I think that it is very easy to make armchair judgements about corruption in the Philippines from distant vantage points but the fact is - Grace is well aware of the issues in her own country - she is an amazing woman doing amazing things to try and raise the experience of so many disempowered and uneducated from their disadvantaged and peripheral roles in that society...

Methinks someone should actually think before they speak... or write...
1 Stars
Grace
Quezon City, Philippines
Thanks Sameer of the Instablogs Tech Team! Thanks for putting back the original title of ”Drowsy.” It’s really what the article is about.
2 Stars
Samir
Shimla, India
No probz Grace... as Sanwali said that is what we are here for.

cheers :)
2 Stars
Thilan
Colombo, Sri Lanka
Hey it is same with every developing country.

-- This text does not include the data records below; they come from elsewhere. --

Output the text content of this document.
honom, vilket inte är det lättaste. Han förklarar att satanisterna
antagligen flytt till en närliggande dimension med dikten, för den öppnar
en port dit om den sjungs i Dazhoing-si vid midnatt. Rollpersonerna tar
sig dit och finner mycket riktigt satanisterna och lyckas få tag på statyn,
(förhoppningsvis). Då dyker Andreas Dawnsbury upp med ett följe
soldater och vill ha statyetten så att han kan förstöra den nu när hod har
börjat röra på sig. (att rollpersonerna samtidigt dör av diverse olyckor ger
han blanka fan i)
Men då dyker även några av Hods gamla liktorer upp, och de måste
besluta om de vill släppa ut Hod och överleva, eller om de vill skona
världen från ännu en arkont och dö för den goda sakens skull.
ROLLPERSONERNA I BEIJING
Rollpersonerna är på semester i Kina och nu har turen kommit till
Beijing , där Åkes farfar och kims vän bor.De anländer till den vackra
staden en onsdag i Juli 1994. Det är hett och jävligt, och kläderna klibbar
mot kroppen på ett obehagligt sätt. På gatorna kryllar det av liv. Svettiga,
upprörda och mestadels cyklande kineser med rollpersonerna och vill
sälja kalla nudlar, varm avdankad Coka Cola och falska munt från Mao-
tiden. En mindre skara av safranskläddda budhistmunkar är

The policy makers keep on enjoying all the luxuries on the name of poor and wretched. All the ideologies have used poor but poor have got nothing but false promises.

So no need to be so shocked.
2 Stars
Jaiyant Cavale
Bangalore, India
Grace your articles are very insightful and give a picture of what exactly is happening in your country. Unfortunately the situation in your country is the same as our country. India, African countries, Latin American countries, suffer from the same political/social situations.
1 Stars
Grace
Quezon City, Philippines
Hi Jaiyant,

I’m glad to see that you can post comments now. The Tech team was able to solve your problem, too. I still can’t post articles, though, without the quick and able help of the tech team.

Thank you for your comment. Yes, the horrid situation cuts across all developing countries, I guess. Although, I believe it exists everywhere. It’s just that we feel the brunt of it even more.
2 Stars
Jaiyant Cavale
Bangalore, India
Grace,

I have heard a lot about the knife wielding young children attacking people and robbing in Manila’s slums. I have also heard about the huge income disparity. The story sounds so similar to what happens in Bombay..
1 Stars
Grace
Quezon City, Philippines
Jaiyant,

I will not shirk from admitting that violence, even juvenile violence, exists in the urban poor areas of this country, but yes, that and the great division between the rich and the poor do exist in many other places in the world. I’m glad you that you note parallel realities.
2 Stars
Jaiyant Cavale
Bangalore, India
And the sad part is it happens only where poverty exists. I mean look at all those favelas in Rio... They reek of crime and blood. Literally. And its one of the most glamorous cities in the world as well. In any country, high rate of crime and other social problems like you have mentioned occur in megacities. In India, cities like Indore, Lucknow have a lesser rate of such violence. And people are usually well off too... Is it the same there? I think people must be encouraged to settle in self sufficient smaller communities...
1 Stars
Grace
Quezon City, Philippines
Jaiyant

It is because in poorer countries, people from the provinces flock to the bigger cities. It is the lure of bright lights, big city. It becomes the promised land and greener pastures. Unfortunately, that is not what they find when they get there. The cities have become congested. Unemployment rises. Hence, poverty becomes the norm. And where there is poverty, high crime rate is sure to follow.
2 Stars
Jaiyant Cavale
Bangalore, India
I must write an article on the Anti North Indian/Anti South Indian movements incited by uncouth Maharashtrian (Western Indian State, Maharashtra) politicians.. It is about the locals venting out their frustrations against outsiders coming in hordes to Bombay (Largest city in India) seeking jobs.